The major problem with this picture may be that it's just that—a picture theory depending on a kind of verisimilitude that draws images from life to present them as (like) replicas in the text. The poetries whose energies come largely from pointing to the state of the world outside the text enact only limited life principles within the language itself. The desire to be immediately and easily understood dictates reverent uses of the very constructions that contain the injustice. To depict may be to trigger an image in the mind's eye/I, but does it reconfigure the grounds for major conceptual change?
[Working Note: It's been assumed in a culture that ties knowledge and freedom to self-empowerment that the power of women, like that of everyone else, lies conceptually in the right to self-definition, politically in the right to self-determination. Add the two together, divide by "I," and you get self-expression, yes/no? It's been part of the chronic dis-ease of women in our society that self-definition was for so long understood as a private matter.
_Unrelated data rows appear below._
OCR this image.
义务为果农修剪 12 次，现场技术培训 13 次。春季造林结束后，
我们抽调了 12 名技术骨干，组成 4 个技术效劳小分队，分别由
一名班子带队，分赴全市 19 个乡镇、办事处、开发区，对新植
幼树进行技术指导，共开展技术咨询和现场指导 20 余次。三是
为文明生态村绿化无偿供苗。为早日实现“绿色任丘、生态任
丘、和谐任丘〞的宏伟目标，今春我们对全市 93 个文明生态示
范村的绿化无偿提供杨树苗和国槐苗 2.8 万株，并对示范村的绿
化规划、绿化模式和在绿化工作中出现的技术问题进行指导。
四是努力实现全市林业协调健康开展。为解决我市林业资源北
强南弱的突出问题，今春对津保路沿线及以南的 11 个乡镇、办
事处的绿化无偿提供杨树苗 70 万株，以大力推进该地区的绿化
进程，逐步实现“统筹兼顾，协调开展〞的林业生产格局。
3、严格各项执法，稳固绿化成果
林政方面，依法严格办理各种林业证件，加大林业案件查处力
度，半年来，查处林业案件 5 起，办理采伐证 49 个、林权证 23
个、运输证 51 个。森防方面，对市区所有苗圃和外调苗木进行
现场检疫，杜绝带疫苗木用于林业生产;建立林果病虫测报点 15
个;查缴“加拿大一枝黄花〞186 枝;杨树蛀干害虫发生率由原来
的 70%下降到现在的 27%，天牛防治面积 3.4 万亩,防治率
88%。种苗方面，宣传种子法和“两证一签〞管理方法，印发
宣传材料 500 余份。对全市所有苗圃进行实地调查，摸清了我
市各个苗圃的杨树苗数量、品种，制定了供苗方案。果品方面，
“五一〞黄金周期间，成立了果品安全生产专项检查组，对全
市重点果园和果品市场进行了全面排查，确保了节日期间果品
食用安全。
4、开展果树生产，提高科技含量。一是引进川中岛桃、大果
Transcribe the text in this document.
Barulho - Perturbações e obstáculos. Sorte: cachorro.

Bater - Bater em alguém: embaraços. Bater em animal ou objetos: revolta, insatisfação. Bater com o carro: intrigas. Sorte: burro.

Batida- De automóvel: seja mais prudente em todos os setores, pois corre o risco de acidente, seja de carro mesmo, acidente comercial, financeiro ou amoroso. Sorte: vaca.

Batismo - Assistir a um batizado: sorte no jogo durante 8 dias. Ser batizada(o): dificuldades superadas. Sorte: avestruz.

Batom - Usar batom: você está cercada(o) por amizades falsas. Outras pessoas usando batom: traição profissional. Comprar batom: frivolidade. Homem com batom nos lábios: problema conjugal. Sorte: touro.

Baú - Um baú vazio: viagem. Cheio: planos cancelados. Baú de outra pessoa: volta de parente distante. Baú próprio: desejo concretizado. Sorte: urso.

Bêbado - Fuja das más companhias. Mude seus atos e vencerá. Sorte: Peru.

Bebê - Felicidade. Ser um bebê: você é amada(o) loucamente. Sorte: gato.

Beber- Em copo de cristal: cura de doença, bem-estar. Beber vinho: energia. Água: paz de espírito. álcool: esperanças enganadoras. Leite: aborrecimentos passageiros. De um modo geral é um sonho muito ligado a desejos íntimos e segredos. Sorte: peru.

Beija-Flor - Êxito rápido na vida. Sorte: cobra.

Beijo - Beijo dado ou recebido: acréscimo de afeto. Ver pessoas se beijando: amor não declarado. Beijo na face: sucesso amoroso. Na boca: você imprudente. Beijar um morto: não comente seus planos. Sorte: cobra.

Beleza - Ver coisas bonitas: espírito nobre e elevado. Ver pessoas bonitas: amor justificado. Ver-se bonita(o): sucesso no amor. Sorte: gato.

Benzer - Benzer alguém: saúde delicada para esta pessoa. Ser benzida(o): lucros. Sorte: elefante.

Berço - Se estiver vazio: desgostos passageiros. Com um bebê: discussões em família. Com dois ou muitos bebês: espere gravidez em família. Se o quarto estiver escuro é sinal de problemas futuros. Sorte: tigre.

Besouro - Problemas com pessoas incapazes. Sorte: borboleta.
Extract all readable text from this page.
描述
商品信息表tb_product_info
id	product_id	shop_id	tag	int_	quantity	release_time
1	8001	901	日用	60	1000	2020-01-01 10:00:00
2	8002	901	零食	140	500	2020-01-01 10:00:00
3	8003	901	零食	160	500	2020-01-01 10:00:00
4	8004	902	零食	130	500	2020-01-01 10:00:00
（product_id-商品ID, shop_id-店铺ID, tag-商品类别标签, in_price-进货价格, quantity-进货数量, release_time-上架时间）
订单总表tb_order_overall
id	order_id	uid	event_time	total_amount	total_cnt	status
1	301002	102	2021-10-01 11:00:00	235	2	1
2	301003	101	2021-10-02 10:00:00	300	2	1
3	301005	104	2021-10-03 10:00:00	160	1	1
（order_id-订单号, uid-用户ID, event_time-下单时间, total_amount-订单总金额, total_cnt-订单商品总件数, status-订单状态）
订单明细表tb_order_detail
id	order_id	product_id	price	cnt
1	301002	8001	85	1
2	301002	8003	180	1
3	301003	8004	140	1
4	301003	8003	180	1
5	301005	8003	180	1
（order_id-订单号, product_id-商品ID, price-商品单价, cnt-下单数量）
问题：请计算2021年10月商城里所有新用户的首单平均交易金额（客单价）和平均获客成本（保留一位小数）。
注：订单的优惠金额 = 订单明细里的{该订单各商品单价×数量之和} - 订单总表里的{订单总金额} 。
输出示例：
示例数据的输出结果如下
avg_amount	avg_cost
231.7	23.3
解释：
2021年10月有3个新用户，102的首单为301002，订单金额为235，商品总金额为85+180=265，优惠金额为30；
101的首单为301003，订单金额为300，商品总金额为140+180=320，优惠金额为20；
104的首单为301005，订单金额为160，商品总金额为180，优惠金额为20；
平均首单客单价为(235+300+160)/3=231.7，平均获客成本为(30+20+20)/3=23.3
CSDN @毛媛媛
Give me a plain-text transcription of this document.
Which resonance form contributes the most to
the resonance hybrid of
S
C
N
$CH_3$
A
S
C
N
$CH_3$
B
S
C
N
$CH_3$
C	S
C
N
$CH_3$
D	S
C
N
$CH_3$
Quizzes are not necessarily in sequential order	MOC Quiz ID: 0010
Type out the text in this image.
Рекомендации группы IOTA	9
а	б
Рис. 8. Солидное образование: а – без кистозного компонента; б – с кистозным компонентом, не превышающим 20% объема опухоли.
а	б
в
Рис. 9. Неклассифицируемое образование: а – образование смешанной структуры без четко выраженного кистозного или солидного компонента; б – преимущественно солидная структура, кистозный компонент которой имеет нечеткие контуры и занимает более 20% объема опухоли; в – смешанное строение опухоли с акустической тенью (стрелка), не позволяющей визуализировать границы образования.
Thus, women who daily played the role of domestic or office servant or otherwise diminutive person (often with little-girl body language and undescended voices) seized on first-person forms—diaries, journals, confessional poetry, autobiographies, and autobiographical novels—all genres where the scope doesn't have to exceed firsthand and/or self-knowledge. This is the field for self-definition as self-expression.
Suppose we think of self-determination in art as invention, where the power lies in creating not just a self but language games and forms of life that draw on public knowledge and exploration of otherness, thereby reforming
Proposal for a healthy politics of identity: to demand the right to work on one's subject position rather than to live out its destiny.]